The Texas teen accused of fatally stabbing another high schooler at a track meet has had his bond reduced to $250,000 and will be granted house arrest, a judge ruled on Monday.
A judge in Collin County slashed the 17-year-old Karmelo Anthony’s initial $1 million bond and said he may await trial at home with an ankle monitor and 24-hour supervision from his parents or an “adult designee.”
Anthony has been locked in Collin County Jail for allegedly stabbing Austin Metcalf, also 17, in the heart during a fight over a seat at a track meet on April 2. He is charged with first-degree murder.
Witnesses told cops Metcalf tried to shove Anthony, who attended a rival high school, out of a pop-up tent when Anthony grabbed a knife from his backpack and stabbed Metcalf in the heart, leaving him to bleed out in his twin brother’s arms, according to a police report.
The lowered bond came one week after Anthony’s attorney said they would ask the court to lower the “excessive” $1 million bond and also ask the local district attorney to make “a better determination” of the charges.
Even if the boy is convicted of first-degree murder, he will not face the death penalty, Collin County District Attorney Greg Willis revealed last week.
“The Supreme Court has said not only can you not seek the death penalty against someone who committed a crime when they’re 17, you can’t even get them life without parole. That would not be something we could do even if we wanted to,” Willis told WFAA.
Anthony himself allegedly told police he was acting in self-defense, and his family claimed “the narrative being spread is false, unjust, and harmful,” on a GiveSendGo.com fundraiser for their legal fees.
That fundraiser has raked in more than $415,000 so far.

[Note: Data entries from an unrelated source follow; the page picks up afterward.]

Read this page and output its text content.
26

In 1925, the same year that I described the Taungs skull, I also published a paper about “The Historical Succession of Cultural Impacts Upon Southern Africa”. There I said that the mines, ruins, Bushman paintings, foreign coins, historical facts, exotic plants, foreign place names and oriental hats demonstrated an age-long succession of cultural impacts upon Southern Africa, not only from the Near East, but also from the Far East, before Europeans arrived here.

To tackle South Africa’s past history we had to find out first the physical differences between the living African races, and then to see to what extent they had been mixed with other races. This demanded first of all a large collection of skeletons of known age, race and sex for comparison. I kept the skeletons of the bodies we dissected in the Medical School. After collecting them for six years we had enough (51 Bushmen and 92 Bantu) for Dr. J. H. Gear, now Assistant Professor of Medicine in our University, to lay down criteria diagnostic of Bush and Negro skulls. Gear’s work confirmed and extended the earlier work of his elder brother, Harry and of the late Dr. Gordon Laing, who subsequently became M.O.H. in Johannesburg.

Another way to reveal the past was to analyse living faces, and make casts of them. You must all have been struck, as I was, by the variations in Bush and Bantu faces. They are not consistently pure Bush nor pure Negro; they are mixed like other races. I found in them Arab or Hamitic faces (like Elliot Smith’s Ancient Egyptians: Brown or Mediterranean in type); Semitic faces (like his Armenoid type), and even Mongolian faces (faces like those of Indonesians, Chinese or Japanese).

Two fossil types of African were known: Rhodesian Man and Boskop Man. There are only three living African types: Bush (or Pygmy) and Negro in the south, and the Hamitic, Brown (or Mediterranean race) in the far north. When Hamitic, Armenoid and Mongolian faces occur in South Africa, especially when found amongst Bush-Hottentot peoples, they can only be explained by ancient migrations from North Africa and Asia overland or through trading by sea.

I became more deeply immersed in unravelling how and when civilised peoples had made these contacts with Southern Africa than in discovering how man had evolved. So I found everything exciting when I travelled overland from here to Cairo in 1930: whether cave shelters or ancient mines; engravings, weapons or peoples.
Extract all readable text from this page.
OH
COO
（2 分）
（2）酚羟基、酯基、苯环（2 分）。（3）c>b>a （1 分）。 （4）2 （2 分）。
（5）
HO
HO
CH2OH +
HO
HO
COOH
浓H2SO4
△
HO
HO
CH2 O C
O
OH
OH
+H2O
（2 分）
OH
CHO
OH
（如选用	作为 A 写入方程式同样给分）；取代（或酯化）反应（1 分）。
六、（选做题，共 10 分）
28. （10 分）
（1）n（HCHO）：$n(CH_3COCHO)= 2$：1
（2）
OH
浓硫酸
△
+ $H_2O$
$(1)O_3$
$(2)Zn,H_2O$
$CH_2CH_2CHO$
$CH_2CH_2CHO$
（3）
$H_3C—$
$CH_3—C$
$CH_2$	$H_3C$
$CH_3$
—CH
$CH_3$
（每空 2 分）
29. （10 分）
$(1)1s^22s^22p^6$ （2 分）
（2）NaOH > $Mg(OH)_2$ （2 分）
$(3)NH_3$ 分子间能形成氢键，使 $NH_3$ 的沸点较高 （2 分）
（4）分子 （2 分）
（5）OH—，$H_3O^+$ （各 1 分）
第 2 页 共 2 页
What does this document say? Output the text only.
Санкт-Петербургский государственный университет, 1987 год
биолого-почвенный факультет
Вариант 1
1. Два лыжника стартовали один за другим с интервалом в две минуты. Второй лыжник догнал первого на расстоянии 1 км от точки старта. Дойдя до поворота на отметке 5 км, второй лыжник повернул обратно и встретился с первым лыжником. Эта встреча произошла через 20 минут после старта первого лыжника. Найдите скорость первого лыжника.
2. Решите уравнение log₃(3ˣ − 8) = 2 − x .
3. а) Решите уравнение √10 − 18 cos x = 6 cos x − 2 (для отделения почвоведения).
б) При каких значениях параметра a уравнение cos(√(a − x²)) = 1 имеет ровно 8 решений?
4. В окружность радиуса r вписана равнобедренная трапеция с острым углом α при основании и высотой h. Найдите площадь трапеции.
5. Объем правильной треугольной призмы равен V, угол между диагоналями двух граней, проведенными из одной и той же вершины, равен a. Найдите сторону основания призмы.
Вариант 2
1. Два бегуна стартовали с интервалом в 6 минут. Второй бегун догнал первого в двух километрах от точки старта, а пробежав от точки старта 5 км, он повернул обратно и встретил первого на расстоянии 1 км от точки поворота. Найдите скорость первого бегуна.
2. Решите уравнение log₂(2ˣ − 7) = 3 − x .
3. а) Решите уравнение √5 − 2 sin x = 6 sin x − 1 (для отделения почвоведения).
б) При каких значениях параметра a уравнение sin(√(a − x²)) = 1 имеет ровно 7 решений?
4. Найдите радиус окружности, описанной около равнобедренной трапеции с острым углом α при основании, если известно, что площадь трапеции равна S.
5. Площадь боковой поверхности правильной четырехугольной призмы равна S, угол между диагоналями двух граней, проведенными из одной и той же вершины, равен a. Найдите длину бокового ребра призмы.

Those proceeds will help the family retain two hot-shot Dallas lawyers with a history of headline-grabbing racial justice cases.
One, Kim Cole, represented black teen Dajerria Becton after a viral video from McKinney, Texas, showed a cop slamming and pinning her to the ground at a pool party.
Cole managed to win a $148,850 settlement for Becton from the McKinney police department and the officer, who resigned.
Anthony’s other attorney, Billy Clark, became a professional mediator after a 20-year career in the Air Force.
In a recent statement, the pair of attorneys directed people to the Anthony family fundraiser, but they also emphasized that a previous GoFundMe page claiming to be set up by Karmelo himself was fake.
The bogus GoFundMe page, which has been taken down, had claimed Karmelo was “jumped” and that Metcalf smashed his phone, among other salacious details.